The optimal interleave size depends on many things including the frame size, frame rate, the codecs used, the speed/size of the hardware, etc. But it's typical for the interleaving to be anywhere from 1 frame of video to 1 second of video (eg, 30 frames at 30 frames per second). The latter requires more memory (as more video and audio data needs to be stored temporarily in memory) and is slightly more space efficient (fewer audio chunks). The interleave size make no difference in accuracy.
"Preload" is the amount of audio that appears before the first frame of video (not played before the video, but as it appears in within the file).
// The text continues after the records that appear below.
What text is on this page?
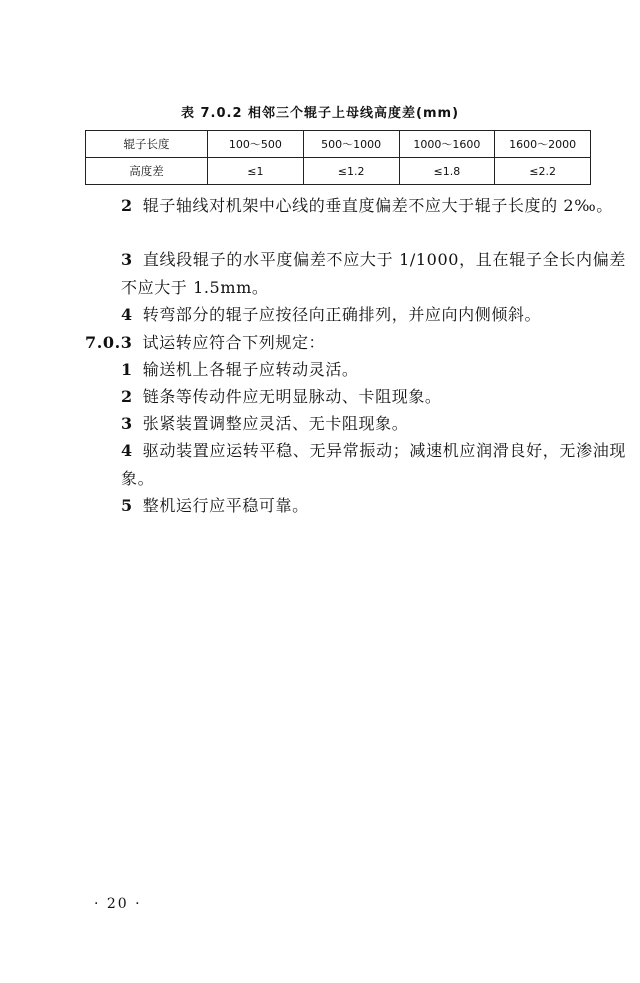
表 7.0.2 相邻三个辊子上母线高度差(mm)
辊子长度	100～500	500～1000	1000～1600	1600～2000
高度差	≤1	≤1.2	≤1.8	≤2.2
2 辊子轴线对机架中心线的垂直度偏差不应大于辊子长度的 2‰。
3 直线段辊子的水平度偏差不应大于 1/1000，且在辊子全长内偏差不应大于 1.5mm。
4 转弯部分的辊子应按径向正确排列，并应向内侧倾斜。
7.0.3 试运转应符合下列规定：
1 输送机上各辊子应转动灵活。
2 链条等传动件应无明显脉动、卡阻现象。
3 张紧装置调整应灵活、无卡阻现象。
4 驱动装置应运转平稳、无异常振动；减速机应润滑良好，无渗油现象。
5 整机运行应平稳可靠。
· 20 ·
Again, this is done to make it easier for players to handle the data.
Last edited by jagabo; 16th Jan 2018 at 18:45.
To be clear, "accuracy" has nothing to do with it. Assuming competent, non-impared, matched subsystems, both should be fully accurate, fully smooth experiences. Particularly with I-frame (DV in this case) material.
I stand corrected. I was just imagining the scenario of an interleave for DV of more than one frame and the possibility of errors creeping in.
So are you actually saying that for DV it is feasible to have an interleave of more than one frame - one second in the OP's case - or am I simply confusing I-frame for DV with interleaving which I accept can alter according to the codec.
The interleaving of DV AVI is no different than that of any other AVI. The program creating the AVI file uses whatever interleaving it wants.
Note that the DV stream that arrives from the camcorder via firewire has audio and video already interleaved (I don't know at what size). In a Type 1 DV AVI that interleaved data is saved as a single stream in the file, marked as a video stream. There is no explicit audio stream. This was done to minimize the amount of processing the capture program had to perform. But it means many programs see no audio since there is no explicit audio stream. In a Type 2 DV AVI file the program creating the file extracts a copy of the audio from the DV stream and saves it as a separate audio stream.
Last edited by jagabo; 17th Jan 2018 at 08:58.